Autrement dit, s’attaquer spécifiquement aux entreprises sous juridiction fédérale, c’est foncer avec fougue et détermination… vers des moulins à vent. Le problème n’est pas là. Du moins pas plus là qu’ailleurs.

Vouloir imposer la loi 101 aux entreprises fédérales, c’est cependant une excellente occasion de se chicaner avec le gouvernement du Canada, une des occupations préférées des politiciens québécois, de quelque allégeance partisane qu’ils soient.

Réfléchissons toutefois un instant à ce dont on parle ici : 21 % des employés dont il est question sont protégés par la loi canadienne sur les langues officielles. Québec exigera-t-il que ces gens-là soient plutôt placés sous le chapeau de la loi 101 ? Si c’est le cas, qu’arriverait-il aux employés francophones travaillant hors du Québec (pensons à ceux d’Air Canada, de VIA Rail, de la Société canadienne des postes) ? En vertu de quelle logique les autres provinces accepteraient-elles que la Loi sur les langues officielles s’applique chez elles, alors qu’elle n’aurait plus prise au Québec ?

Sans doute le gouvernement Legault envisage-t-il plutôt d’imposer la loi 101 aux seules entreprises fédérales qui ne sont pas déjà soumises à la Loi sur les langues officielles ou qui ne se sont pas pliées volontairement aux exigences de la Charte de la langue française.

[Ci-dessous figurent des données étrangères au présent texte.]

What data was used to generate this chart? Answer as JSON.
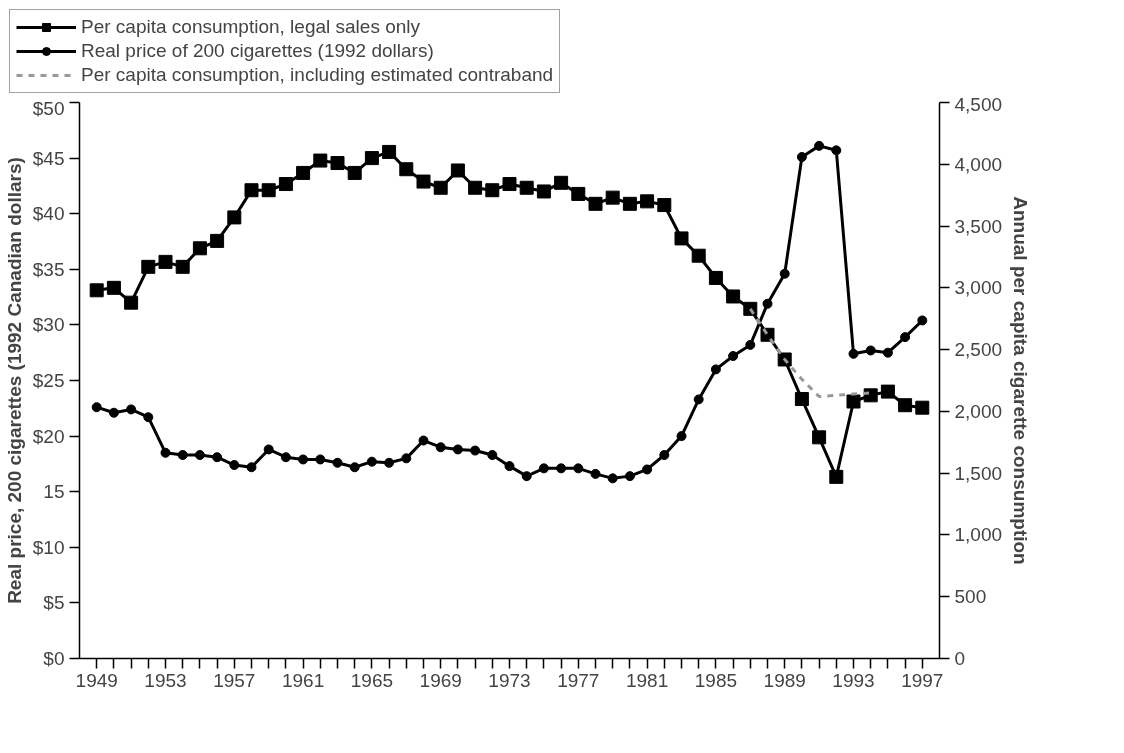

Or, tel que déjà souligné, ces entreprises emploient seulement 1,8 % des travailleurs de la province.

La fragilité du français comme langue de travail dans la région de Montréal est un problème réel et préoccupant, mais également complexe. Il tient notamment au fait que de nombreuses entreprises québécoises, qu’elles soient de juridiction fédérale ou provinciale, ont de nombreux échanges interprovinciaux et internationaux, échanges où l’anglais est de mise. Comment accommoder ces échanges, les encourager même, tout en garantissant le droit des travailleurs québécois d’employer leur propre langue au travail ? Pas facile. Chose certaine, la solution ne se trouve pas dans un conflit inutile, néfaste et coûteux avec le gouvernement du Canada.